Inducted into the Canadian Country Music Hall of Fame in 1994.
Dick Damron Biography
Few artists in the history of Canadian country music have worked harder or longer than Dickie Damron. Born Joseph Glenn Damron, Dick got his first guitar at the age of five, and has since released no less than 27 albums of many genres, from 1958’s Rockabilly to the instrumental and Christian country music that he is recording today.
Damron’s 1957 debut single is considered by many to be one of the best and rarest in first generation Rockabilly. He recorded his first number one record, ‘Hitch Hikin’’ in Nashville, topping the country music charts in 1965. His 1970 hit, ‘Countrified’ was later recorded by George Hamilton IV and served as the theme song on his syndicated TV show.
Early on in his career, Damron toured with the Musical Roundup Gang and the Nightriders, and through his career has toured extensively both domestically and internationally. Damron is a member of The Rockabilly Hall of Fame, and has won honours ranging from ‘Foreign Artist of the Year’ in Europe to five Texas Country Music Awards. His most popular songs include: ‘Silver and Shine’, ‘Whiskey Jack’, ‘My Good Woman’, ‘High On You’, ‘The Ballad of T.J’s’, ‘If You Need Me Lord’, and ‘Wild Horses’. His country/gospel song, ‘Jesus It’s Me Again’ continues to be one of his more popular compositions recorded by several Canadian artists, as well as by Nashville’s Charley Pride and George Hamilton IV.

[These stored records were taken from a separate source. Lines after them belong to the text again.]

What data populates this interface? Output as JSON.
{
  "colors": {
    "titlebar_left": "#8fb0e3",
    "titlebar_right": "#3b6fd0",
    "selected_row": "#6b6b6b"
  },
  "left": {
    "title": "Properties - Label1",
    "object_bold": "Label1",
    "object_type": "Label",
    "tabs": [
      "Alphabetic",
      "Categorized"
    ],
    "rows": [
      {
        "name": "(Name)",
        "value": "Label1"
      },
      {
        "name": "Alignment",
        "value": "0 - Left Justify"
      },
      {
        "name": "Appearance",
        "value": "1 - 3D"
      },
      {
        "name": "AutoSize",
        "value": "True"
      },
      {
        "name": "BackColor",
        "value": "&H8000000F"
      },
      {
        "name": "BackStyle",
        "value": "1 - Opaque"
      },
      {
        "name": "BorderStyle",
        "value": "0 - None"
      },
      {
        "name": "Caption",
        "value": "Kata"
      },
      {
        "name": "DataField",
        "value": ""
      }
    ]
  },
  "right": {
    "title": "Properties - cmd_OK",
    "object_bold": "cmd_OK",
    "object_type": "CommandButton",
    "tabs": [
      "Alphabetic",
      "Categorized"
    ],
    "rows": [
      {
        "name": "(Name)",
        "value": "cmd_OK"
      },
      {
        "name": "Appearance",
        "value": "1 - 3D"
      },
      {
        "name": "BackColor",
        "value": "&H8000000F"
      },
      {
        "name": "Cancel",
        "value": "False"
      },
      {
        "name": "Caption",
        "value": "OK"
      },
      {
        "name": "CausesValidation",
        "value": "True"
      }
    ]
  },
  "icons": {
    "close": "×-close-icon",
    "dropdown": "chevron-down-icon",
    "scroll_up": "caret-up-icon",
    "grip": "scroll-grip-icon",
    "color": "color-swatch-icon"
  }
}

In 1972, Damron appeared at the Grand Ole Opry, and in 1977 he presented the Dick Damron Country Music Festival in his hometown of Bentley, Alberta. As an author, Damron has published three books with another on the way.
The dozens of nominations, citations, awards and honours Damron has earned over five decades in country music are a testament to his ability to write superb songs and entertain his audiences. These accolades also represent the sincere affection, respect and love he feels for the country music community.